A faux-recessed ceiling is definitely an interesting choice. Was vaulting it a part of the renovation from the start?

CW:

It was actually a surprise! The contractors were demo-ing the recessed ceiling to make it a few feet higher, and our principal designer, Kirsten Blazek from A1000xBetter, happened to come over. She caught a glimpse of the ceiling and realized it went all the way up to the roof line. So she said to us, “I know we’re on a budget, but I really need you guys to pull some strings and vault this ceiling.” It really did transform the space, and the investment will be worth it tenfold if we ever sell. 

KC:

I swear, the best things can’t be planned. Was the design process just as serendipitous?

CW:

Not quite! We had a lot of guidance from our designers—Blazek and senior designer Patrick Maziarski—and we couldn’t have done it without them. This is our first home, and by extension, our first renovation. We essentially gave them a Pinterest board of our ideas and they nailed it with the final moodboard. We’ve always loved midcentury design, but since this house is a 100-year-old California bungalow, it just didn’t fit. We found ourselves gravitating toward Scandinavian-inspired design instead, complete with lots of light, warm neutrals.
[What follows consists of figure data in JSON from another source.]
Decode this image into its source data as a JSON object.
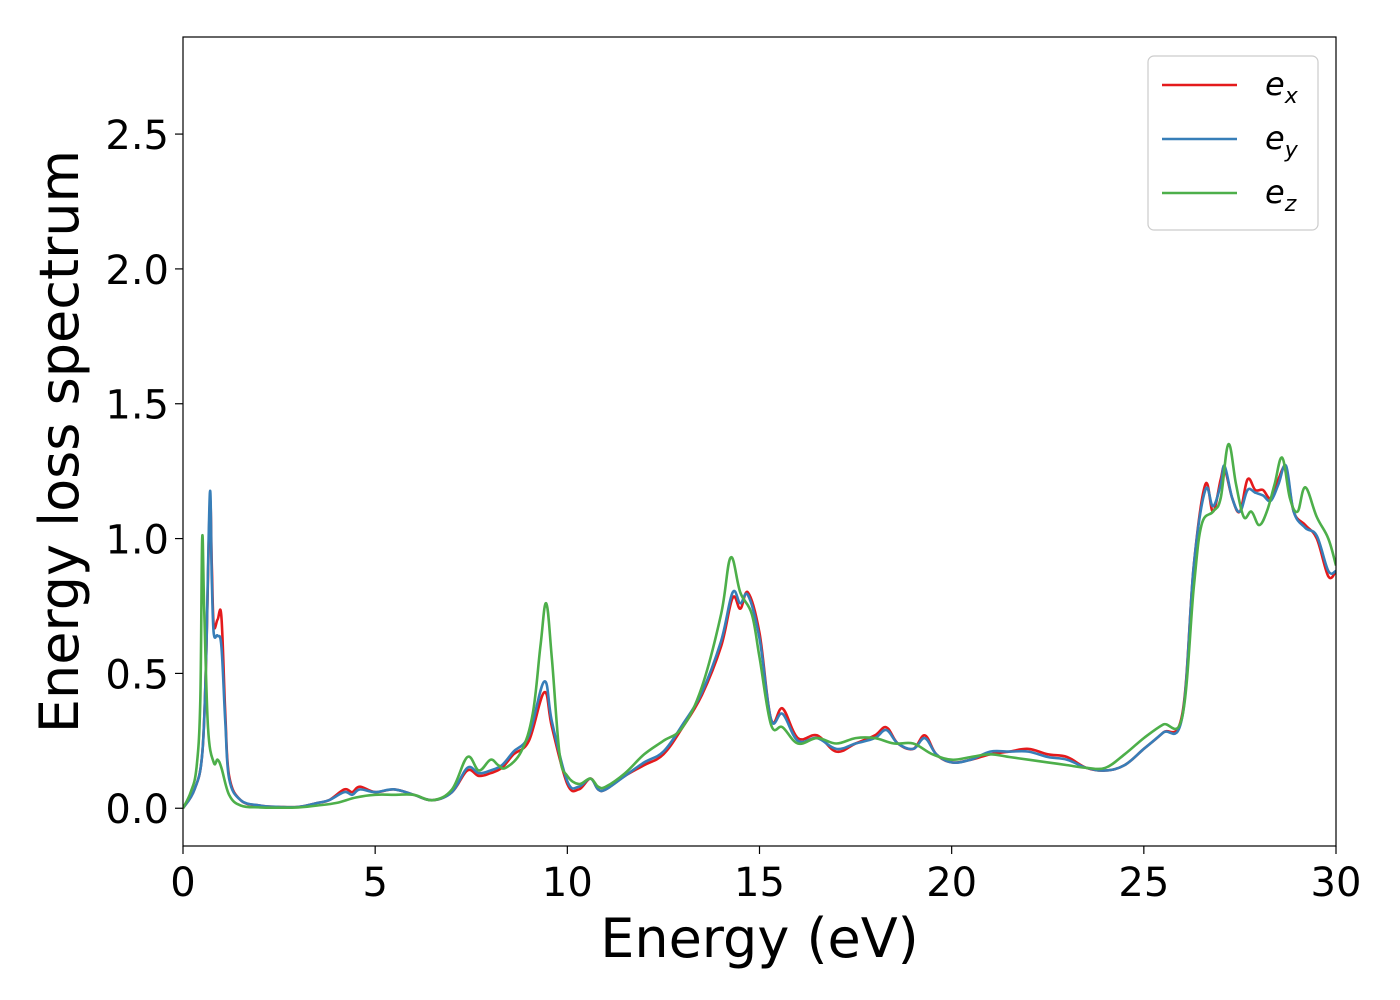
{
  "chart_data": {
    "type": "line",
    "xlabel": "Energy (eV)",
    "ylabel": "Energy loss spectrum",
    "xlim": [
      0,
      30
    ],
    "ylim": [
      -0.14,
      2.86
    ],
    "xticks": [
      0,
      5,
      10,
      15,
      20,
      25,
      30
    ],
    "xtick_labels": [
      "0",
      "5",
      "10",
      "15",
      "20",
      "25",
      "30"
    ],
    "yticks": [
      0.0,
      0.5,
      1.0,
      1.5,
      2.0,
      2.5
    ],
    "ytick_labels": [
      "0.0",
      "0.5",
      "1.0",
      "1.5",
      "2.0",
      "2.5"
    ],
    "grid": false,
    "legend_position": "top-right",
    "series": [
      {
        "name": "e",
        "subscript": "x",
        "color": "#e41a1c",
        "x": [
          0,
          0.3,
          0.5,
          0.6,
          0.7,
          0.75,
          0.8,
          0.9,
          1.0,
          1.1,
          1.2,
          1.5,
          2.0,
          2.5,
          3.0,
          3.5,
          3.8,
          4.2,
          4.4,
          4.6,
          5.0,
          5.5,
          6.0,
          6.5,
          7.0,
          7.4,
          7.7,
          8.0,
          8.3,
          8.6,
          9.0,
          9.4,
          9.6,
          10.0,
          10.3,
          10.6,
          10.8,
          11.0,
          11.5,
          12.0,
          12.5,
          13.0,
          13.5,
          14.0,
          14.3,
          14.5,
          14.7,
          15.0,
          15.3,
          15.6,
          16.0,
          16.5,
          17.0,
          17.5,
          18.0,
          18.3,
          18.6,
          19.0,
          19.3,
          19.6,
          20.0,
          20.5,
          21.0,
          21.5,
          22.0,
          22.5,
          23.0,
          23.5,
          24.0,
          24.5,
          25.0,
          25.5,
          26.0,
          26.3,
          26.6,
          26.8,
          27.0,
          27.1,
          27.3,
          27.5,
          27.7,
          27.9,
          28.1,
          28.3,
          28.5,
          28.7,
          28.9,
          29.2,
          29.5,
          29.8,
          30.0
        ],
        "values": [
          0.0,
          0.07,
          0.2,
          0.55,
          1.13,
          0.9,
          0.68,
          0.7,
          0.71,
          0.35,
          0.12,
          0.03,
          0.01,
          0.005,
          0.005,
          0.02,
          0.03,
          0.07,
          0.06,
          0.08,
          0.06,
          0.07,
          0.05,
          0.03,
          0.06,
          0.14,
          0.12,
          0.13,
          0.15,
          0.2,
          0.25,
          0.43,
          0.3,
          0.09,
          0.07,
          0.11,
          0.07,
          0.07,
          0.12,
          0.16,
          0.2,
          0.3,
          0.42,
          0.6,
          0.78,
          0.74,
          0.8,
          0.65,
          0.33,
          0.37,
          0.26,
          0.27,
          0.21,
          0.24,
          0.27,
          0.3,
          0.24,
          0.22,
          0.27,
          0.2,
          0.17,
          0.18,
          0.2,
          0.21,
          0.22,
          0.2,
          0.19,
          0.15,
          0.14,
          0.16,
          0.22,
          0.28,
          0.35,
          0.9,
          1.2,
          1.1,
          1.22,
          1.26,
          1.15,
          1.1,
          1.22,
          1.18,
          1.18,
          1.15,
          1.22,
          1.26,
          1.1,
          1.05,
          1.0,
          0.86,
          0.88
        ]
      },
      {
        "name": "e",
        "subscript": "y",
        "color": "#377eb8",
        "x": [
          0,
          0.3,
          0.5,
          0.6,
          0.7,
          0.75,
          0.8,
          0.9,
          1.0,
          1.1,
          1.2,
          1.5,
          2.0,
          2.5,
          3.0,
          3.5,
          3.8,
          4.2,
          4.4,
          4.6,
          5.0,
          5.5,
          6.0,
          6.5,
          7.0,
          7.4,
          7.7,
          8.0,
          8.3,
          8.6,
          9.0,
          9.4,
          9.6,
          10.0,
          10.3,
          10.6,
          10.8,
          11.0,
          11.5,
          12.0,
          12.5,
          13.0,
          13.5,
          14.0,
          14.3,
          14.5,
          14.7,
          15.0,
          15.3,
          15.6,
          16.0,
          16.5,
          17.0,
          17.5,
          18.0,
          18.3,
          18.6,
          19.0,
          19.3,
          19.6,
          20.0,
          20.5,
          21.0,
          21.5,
          22.0,
          22.5,
          23.0,
          23.5,
          24.0,
          24.5,
          25.0,
          25.5,
          26.0,
          26.3,
          26.6,
          26.8,
          27.0,
          27.1,
          27.3,
          27.5,
          27.7,
          27.9,
          28.1,
          28.3,
          28.5,
          28.7,
          28.9,
          29.2,
          29.5,
          29.8,
          30.0
        ],
        "values": [
          0.0,
          0.07,
          0.2,
          0.55,
          1.17,
          0.85,
          0.65,
          0.64,
          0.6,
          0.32,
          0.11,
          0.03,
          0.01,
          0.005,
          0.005,
          0.02,
          0.03,
          0.06,
          0.05,
          0.07,
          0.06,
          0.07,
          0.05,
          0.03,
          0.06,
          0.15,
          0.13,
          0.14,
          0.16,
          0.21,
          0.27,
          0.47,
          0.32,
          0.1,
          0.08,
          0.11,
          0.07,
          0.07,
          0.12,
          0.17,
          0.21,
          0.31,
          0.43,
          0.62,
          0.8,
          0.76,
          0.79,
          0.63,
          0.33,
          0.35,
          0.25,
          0.26,
          0.22,
          0.24,
          0.26,
          0.29,
          0.24,
          0.22,
          0.26,
          0.2,
          0.17,
          0.18,
          0.21,
          0.21,
          0.21,
          0.19,
          0.18,
          0.15,
          0.14,
          0.16,
          0.22,
          0.28,
          0.34,
          0.9,
          1.18,
          1.12,
          1.2,
          1.27,
          1.15,
          1.1,
          1.18,
          1.17,
          1.16,
          1.14,
          1.2,
          1.27,
          1.1,
          1.04,
          1.01,
          0.88,
          0.88
        ]
      },
      {
        "name": "e",
        "subscript": "z",
        "color": "#4daf4a",
        "x": [
          0,
          0.2,
          0.35,
          0.45,
          0.5,
          0.55,
          0.65,
          0.8,
          0.9,
          1.0,
          1.2,
          1.5,
          2.0,
          2.5,
          3.0,
          3.5,
          4.0,
          4.5,
          5.0,
          5.5,
          6.0,
          6.5,
          7.0,
          7.4,
          7.7,
          8.0,
          8.2,
          8.4,
          8.8,
          9.1,
          9.3,
          9.45,
          9.6,
          9.8,
          10.0,
          10.3,
          10.6,
          10.8,
          11.0,
          11.5,
          12.0,
          12.5,
          13.0,
          13.5,
          14.0,
          14.25,
          14.5,
          14.8,
          15.0,
          15.3,
          15.6,
          16.0,
          16.5,
          17.0,
          17.5,
          18.0,
          18.5,
          19.0,
          19.5,
          20.0,
          20.5,
          21.0,
          21.5,
          22.0,
          22.5,
          23.0,
          23.5,
          24.0,
          24.5,
          25.0,
          25.5,
          26.0,
          26.3,
          26.5,
          26.8,
          27.0,
          27.2,
          27.4,
          27.6,
          27.8,
          28.0,
          28.2,
          28.4,
          28.6,
          28.8,
          29.0,
          29.2,
          29.5,
          29.8,
          30.0
        ],
        "values": [
          0.0,
          0.06,
          0.15,
          0.4,
          1.0,
          0.75,
          0.3,
          0.17,
          0.18,
          0.15,
          0.05,
          0.01,
          0.003,
          0.002,
          0.003,
          0.01,
          0.02,
          0.04,
          0.05,
          0.05,
          0.05,
          0.03,
          0.07,
          0.19,
          0.14,
          0.18,
          0.16,
          0.15,
          0.21,
          0.35,
          0.6,
          0.76,
          0.55,
          0.2,
          0.12,
          0.09,
          0.11,
          0.08,
          0.08,
          0.13,
          0.2,
          0.25,
          0.3,
          0.45,
          0.72,
          0.93,
          0.8,
          0.72,
          0.56,
          0.31,
          0.3,
          0.24,
          0.26,
          0.24,
          0.26,
          0.26,
          0.24,
          0.24,
          0.2,
          0.18,
          0.19,
          0.2,
          0.19,
          0.18,
          0.17,
          0.16,
          0.15,
          0.15,
          0.2,
          0.26,
          0.31,
          0.34,
          0.82,
          1.05,
          1.1,
          1.15,
          1.35,
          1.2,
          1.08,
          1.1,
          1.05,
          1.1,
          1.2,
          1.3,
          1.15,
          1.1,
          1.19,
          1.08,
          1.0,
          0.9
        ]
      }
    ]
  }
}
open shelving against a green tile backsplash

SSS White Beaded fronts by Semihandmade were picked for the cabinets, and Heath Ceramics extend behind the open shelving.

KC:

It definitely has that warm, minimalist feel.

CW:

Yes, that was another big thing for us. Aside from the three open shelves, everything is hidden away in our cabinets. Semihandmade was clutch from a financial perspective: We were able to get something high-quality and unique without going over budget. I also love the contrast between the crisp white cabinetry and the green backsplash tile. The tiles are handmade, which adds a bit of a vintage feel. We really wanted to keep the home’s historic charm while making the kitchen feel fresh and new.

KC:

I think you guys toe that line perfectly. Were there any other non-negotiables when it came to designing your dream kitchen?

CW:

We didn’t want to go too trendy. We went to so many open houses, and at one point I started thinking, ‘Oh, I remember when that kitchen style was popular seven years ago.’ We sought out a style that would really stand the test of time.

bright open kitchen with a dog in the foreground.

"We found ourselves gravitating toward Scandinavian-inspired design instead, complete with lots of light, warm neutrals," she says.

KC:

To that end, what’s something you see yourself using for years to come?

CW:

I love the island! We’ve never had an island before, and we hang out there all the time. I sit there watching my husband cook and drink wine!

KC:

Cheers to that! Aesthetics aside, how did you want your kitchen to make you and your guests feel?

CW:

It had to feel warm, cozy, and inviting—that was our biggest goal for the entire house. I hoped family and friends would want to stay longer and have just one more glass of wine. We had our first Thanksgiving here last year, and everyone gravitated toward the kitchen. It was jam-packed, and I just loved it. That’s exactly what we wanted to create.